Ces observations récentes des généraux Andrzejczak et Skrzypczak, évidentes pour quiconque a simplement écouté ce que les représentants de l’Occident collectif disaient eux-mêmes , même à contrecœur, au cours des 6 derniers mois, peuvent signifier l’une des trois choses suivantes.

Une possibilité est que Varsovie ait été informée directement et fermement que l’Ukraine est sur le point de perdre la guerre et que l’OTAN ne peut rien faire pour empêcher cette issue, à moins d’une guerre nucléaire; les changements dans le récit officiel doivent être initiés pour préparer le public à la vérité crue qui sera diffusée par les ondes de la télévision, de la radio et d’Internet. Appeler à un règlement négocié dans ce scénario ne sera plus considéré comme agir conformément aux souhaits infâmes et sournois du Kremlin, mais serait plutôt le reflet du bon sens et d’un instinct de survie aiguisé.

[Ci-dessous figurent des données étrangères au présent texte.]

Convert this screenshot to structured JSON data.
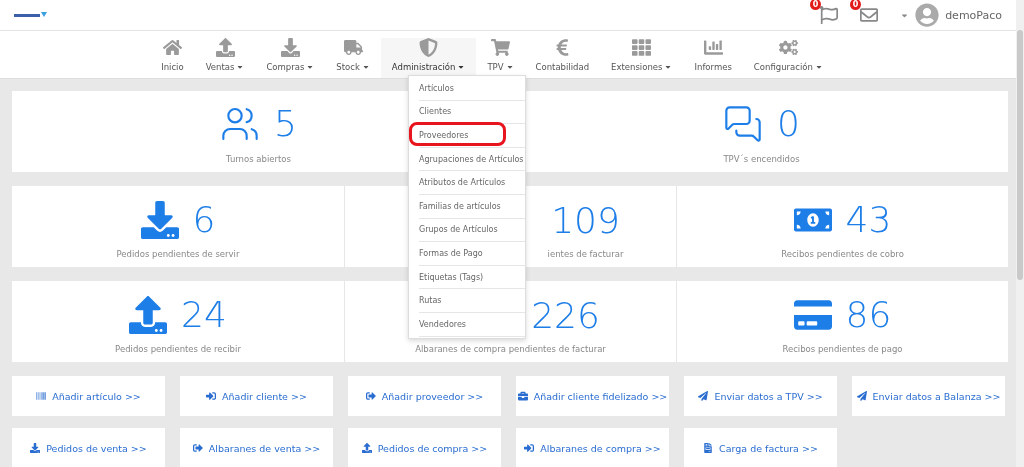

La deuxième possibilité est que nous ayons affaire à une classe d’officiers militaires ignorants, qui n’ont aucune compréhension de la doctrine militaire, de la tactique, de l’art opérationnel russes et qui ont intériorisé pendant des années le récit centré sur l’OTAN de « l’Occident et le reste », sans aucun égard pour la réalité multipolaire qui se dessine tout autour d’eux. Comme Andrei Martyanov ne cesse de le souligner dans ses livres et son blog hautement recommandé , on ne peut sous-estimer l’ignorance des élites occidentales actuelles pour tout ce qui touche à l’économie réelle, aux biens matériels, à la stratégie géopolitique et au potentiel militaire.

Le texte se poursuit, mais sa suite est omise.